Une fois rentrée chez moi et une seconde douche prise, je me mis à l'aise dans mon canapé avec l'ordinateur sur les genoux. Je cherchai un club de boxe pas loin, et il y en avait un en face du centre commercial. Je n'avais jamais fait attention, mais il est vrai qu'un local portait une inscription en lettre gothique "club de boxe". Je cherchai le numéro de téléphone et, une fois ce dernier trouvé, je contactai le club.

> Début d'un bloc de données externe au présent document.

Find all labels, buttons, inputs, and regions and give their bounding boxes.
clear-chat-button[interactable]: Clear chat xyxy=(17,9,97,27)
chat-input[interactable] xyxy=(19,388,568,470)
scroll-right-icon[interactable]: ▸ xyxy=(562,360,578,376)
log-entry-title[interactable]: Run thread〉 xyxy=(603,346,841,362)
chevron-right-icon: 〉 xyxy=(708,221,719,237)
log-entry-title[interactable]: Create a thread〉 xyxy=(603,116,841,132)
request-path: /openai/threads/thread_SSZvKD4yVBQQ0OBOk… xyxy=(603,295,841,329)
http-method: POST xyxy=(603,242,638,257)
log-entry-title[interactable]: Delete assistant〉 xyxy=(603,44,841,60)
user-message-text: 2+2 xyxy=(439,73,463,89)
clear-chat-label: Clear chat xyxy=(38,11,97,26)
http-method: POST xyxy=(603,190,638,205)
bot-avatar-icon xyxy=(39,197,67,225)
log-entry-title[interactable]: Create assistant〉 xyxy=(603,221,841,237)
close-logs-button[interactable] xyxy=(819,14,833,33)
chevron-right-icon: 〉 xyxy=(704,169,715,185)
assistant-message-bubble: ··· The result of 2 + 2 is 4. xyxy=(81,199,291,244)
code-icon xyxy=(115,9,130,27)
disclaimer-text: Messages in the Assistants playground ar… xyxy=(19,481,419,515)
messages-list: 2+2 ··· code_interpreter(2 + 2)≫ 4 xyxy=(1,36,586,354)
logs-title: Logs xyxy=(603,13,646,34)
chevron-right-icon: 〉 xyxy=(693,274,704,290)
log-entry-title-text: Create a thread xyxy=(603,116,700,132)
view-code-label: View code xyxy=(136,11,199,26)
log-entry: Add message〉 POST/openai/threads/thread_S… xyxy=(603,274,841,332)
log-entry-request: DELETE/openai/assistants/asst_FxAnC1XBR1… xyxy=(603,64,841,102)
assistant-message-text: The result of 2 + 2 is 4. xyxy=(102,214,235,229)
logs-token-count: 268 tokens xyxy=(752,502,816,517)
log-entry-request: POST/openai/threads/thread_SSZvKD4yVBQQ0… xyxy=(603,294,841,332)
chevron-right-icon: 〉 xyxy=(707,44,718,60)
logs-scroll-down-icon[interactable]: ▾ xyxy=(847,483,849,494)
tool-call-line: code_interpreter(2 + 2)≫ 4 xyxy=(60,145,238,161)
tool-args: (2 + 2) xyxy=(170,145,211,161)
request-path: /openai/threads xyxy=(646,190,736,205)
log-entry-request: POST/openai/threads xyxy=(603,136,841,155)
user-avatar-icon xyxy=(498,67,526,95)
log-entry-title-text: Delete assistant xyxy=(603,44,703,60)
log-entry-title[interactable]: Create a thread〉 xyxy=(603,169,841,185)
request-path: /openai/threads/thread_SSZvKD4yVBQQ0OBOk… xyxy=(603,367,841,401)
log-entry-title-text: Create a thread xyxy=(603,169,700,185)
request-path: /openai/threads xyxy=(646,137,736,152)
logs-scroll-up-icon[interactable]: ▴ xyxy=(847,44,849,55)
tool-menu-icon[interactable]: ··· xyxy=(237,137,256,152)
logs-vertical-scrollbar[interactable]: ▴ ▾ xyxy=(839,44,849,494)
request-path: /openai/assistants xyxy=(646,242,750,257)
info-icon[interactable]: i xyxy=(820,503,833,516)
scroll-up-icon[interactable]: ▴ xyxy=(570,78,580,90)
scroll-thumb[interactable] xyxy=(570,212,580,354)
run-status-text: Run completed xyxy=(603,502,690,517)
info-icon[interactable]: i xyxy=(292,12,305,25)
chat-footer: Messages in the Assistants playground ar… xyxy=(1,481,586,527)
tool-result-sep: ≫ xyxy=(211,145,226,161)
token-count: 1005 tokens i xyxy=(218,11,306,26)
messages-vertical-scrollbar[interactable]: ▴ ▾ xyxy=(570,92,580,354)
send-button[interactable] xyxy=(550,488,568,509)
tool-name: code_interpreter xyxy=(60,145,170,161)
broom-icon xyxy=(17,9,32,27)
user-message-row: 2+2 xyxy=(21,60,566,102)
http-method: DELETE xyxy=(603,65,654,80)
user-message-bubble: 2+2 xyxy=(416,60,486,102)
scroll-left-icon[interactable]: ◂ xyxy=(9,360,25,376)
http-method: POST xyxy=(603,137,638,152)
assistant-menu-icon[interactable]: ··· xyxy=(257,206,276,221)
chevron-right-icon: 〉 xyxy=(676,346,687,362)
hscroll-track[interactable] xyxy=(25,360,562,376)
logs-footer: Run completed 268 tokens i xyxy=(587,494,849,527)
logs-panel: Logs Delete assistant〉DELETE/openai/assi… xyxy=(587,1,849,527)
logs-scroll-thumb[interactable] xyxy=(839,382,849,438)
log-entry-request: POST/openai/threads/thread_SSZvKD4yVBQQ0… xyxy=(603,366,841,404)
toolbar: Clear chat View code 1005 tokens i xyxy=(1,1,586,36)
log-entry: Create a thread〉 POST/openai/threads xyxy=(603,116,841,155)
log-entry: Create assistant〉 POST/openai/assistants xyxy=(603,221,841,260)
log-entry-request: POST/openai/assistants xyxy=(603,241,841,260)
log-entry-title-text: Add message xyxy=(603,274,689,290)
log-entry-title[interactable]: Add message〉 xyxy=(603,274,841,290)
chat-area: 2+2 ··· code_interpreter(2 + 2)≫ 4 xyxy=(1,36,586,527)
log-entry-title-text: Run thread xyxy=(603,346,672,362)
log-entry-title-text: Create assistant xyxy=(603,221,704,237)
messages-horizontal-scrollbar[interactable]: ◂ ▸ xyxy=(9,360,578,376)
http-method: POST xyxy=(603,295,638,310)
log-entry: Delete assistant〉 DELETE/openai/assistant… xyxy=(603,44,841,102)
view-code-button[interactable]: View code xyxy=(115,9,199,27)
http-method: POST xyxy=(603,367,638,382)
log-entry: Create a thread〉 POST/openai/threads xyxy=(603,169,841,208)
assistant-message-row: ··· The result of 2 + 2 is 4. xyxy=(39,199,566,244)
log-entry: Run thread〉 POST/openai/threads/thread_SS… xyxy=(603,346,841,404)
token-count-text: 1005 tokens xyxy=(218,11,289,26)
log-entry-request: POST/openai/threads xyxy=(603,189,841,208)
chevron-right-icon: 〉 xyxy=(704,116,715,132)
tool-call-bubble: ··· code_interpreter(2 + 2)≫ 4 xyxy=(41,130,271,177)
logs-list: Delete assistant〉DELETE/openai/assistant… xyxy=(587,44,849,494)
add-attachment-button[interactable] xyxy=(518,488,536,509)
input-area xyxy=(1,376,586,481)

-Bonjour monsieur, je suis intéressée par votre club et j'aimerai m'y inscrire... Cet après-midi ? C'est parfait, merci... à toute à l'heure.

Je raccrochai, le sourire aux lèvres. Trouver une activité qui cassait notre quotidien était un atout, il faut simplement trouver celle qui nous plait. Je posai l'ordinateur sur la table basse et passai dans la cuisine pour aller grignoter quelque chose. Je choisis des nouilles instantanées que je plongeai dans de l'eau chaude puis les dégustai dans le silence de la cuisine. Alors que je me levai pour débarrasser, mon pied marcha sur quelque chose qui émit un petit bruissement sur le carrelage froid de la cuisine. Je me penchai et haussai un sourcil : la fameuse lettre anonyme.

Je la saisis du bout des doigts puis la ramenai à moi. Je me décidai enfin à l'ouvrir, me demandant ce que c'était. Mon cœur se mit à battre quand je pris connaissance de son contenu : des billets de 100, par dizaine. Prise de panique, je plaquai l'enveloppe sur la table. Qui m'a envoyé ça ? Pourquoi ? Qu'ai-je fait pour obtenir une telle somme ? Les mains tremblantes, j'attrapai fébrilement l'enveloppe et comptai. Il y avait 100 billets de 100. Soit une somme de 10 000 €. Je remis tout dans l'enveloppe et allai la cacher dans ma chambre, en-dessous d'une des lattes de mon parquet. La cachette est plutôt simple, je sais, mais sur le coup j'ai du mal à réfléchir. Mettez-vous à ma place quand même, putain !

Je m'assis sur mon lit, les pensées toutes retournées. J'avais beau chercher dans mes souvenirs les plus éloignés, jamais je n'avais joué à la dealeuse ou quoi que ce soit. Alors comment se fait-il que j'ai reçu une telle somme ? Putain de bordel de merde. Qu'est-ce que je fais maintenant ? J'en profite ? Personne n'en saura rien, après tout. A part celle qui m'a envoyé cette enveloppe. Et si je liquidais le plus vite possible cet argent, je pourrais très vite mentir en disant que je n'ai rien reçu si quelqu'un qui est au courant de cette somme venait à me poser la question.

Ma décision était prise. J'allais pleinement en profiter. A commencer par mon inscription au club de boxe.